The spreadsheet numbers blurred as I leaned back in my chair. “Rogues?”

“No, they are from different packs. They’re just now putting pieces together.” Menace’s jaw worked like he was gnawing on something foul. “Once word started getting out that shifters had gone missing, packs started comparing notes. If you check your email, you’ve likely gotten something from the Council. They’ll be meeting soon. I’m sure to compare notes with all the packs.”

Outside, an impact wrench screamed through metal somewhere in the shop bay.

“Damn, you think it’s hunters?” I kept my voice steady even as adrenaline prickled under my collar.
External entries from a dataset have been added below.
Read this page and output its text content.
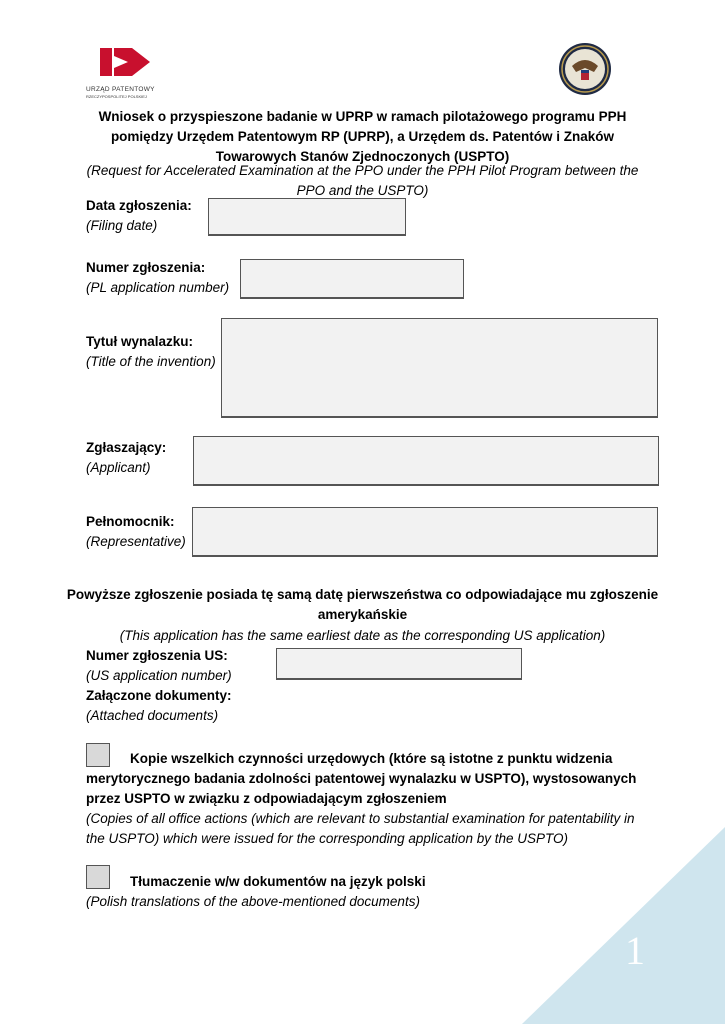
URZĄD PATENTOWY
RZECZYPOSPOLITEJ POLSKIEJ
Wniosek o przyspieszone badanie w UPRP w ramach pilotażowego programu PPH
pomiędzy Urzędem Patentowym RP (UPRP), a Urzędem ds. Patentów i Znaków
Towarowych Stanów Zjednoczonych (USPTO)
(Request for Accelerated Examination at the PPO under the PPH Pilot Program between the
PPO and the USPTO)
Data zgłoszenia:
(Filing date)
Numer zgłoszenia:
(PL application number)
Tytuł wynalazku:
(Title of the invention)
Zgłaszający:
(Applicant)
Pełnomocnik:
(Representative)
Powyższe zgłoszenie posiada tę samą datę pierwszeństwa co odpowiadające mu zgłoszenie
amerykańskie
(This application has the same earliest date as the corresponding US application)
Numer zgłoszenia US:
(US application number)
Załączone dokumenty:
(Attached documents)
Kopie wszelkich czynności urzędowych (które są istotne z punktu widzenia
merytorycznego badania zdolności patentowej wynalazku w USPTO), wystosowanych
przez USPTO w związku z odpowiadającym zgłoszeniem
(Copies of all office actions (which are relevant to substantial examination for patentability in
the USPTO) which were issued for the corresponding application by the USPTO)
Tłumaczenie w/w dokumentów na język polski
(Polish translations of the above-mentioned documents)
1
Wrecker exchanged a glance with Menace before answering. “Maybe, but why are they only taking one here and one there? If it were hunters, they’d be wiping out packs.” He pushed off the cabinet to tap a circled area near St. Louis. “But here’s what keeps me up—disappearances started almost a year before Juliet got here. Might be completely unrelated. But that fiancé of hers. He owns the largest pharmaceutical outfit in the country. Think it’s possible?”

“Fuck.”

Wrecker repeated my sentiment. “Right. Fuck.”

The A/C unit rattled in the window briefly before choking off into silence.

“I think it’s best if we keep that speculation under our hats for right now. I still need to explain all of the Council business to Juliet. I don’t want to overwhelm her too much. Finding out that shifters aren’t the only supernaturals there are in the world could really knock her for a loop. Especially when she learns that her best friend from college is a vampire.”

Menace jabbed a finger at my calendar still flipped to June’s photo of some snow-capped mountain. “Full moon’s what, four nights out? Your girl—”

“Juliet, your Luna.” I corrected automatically, though we all knew her name, her position in the pack.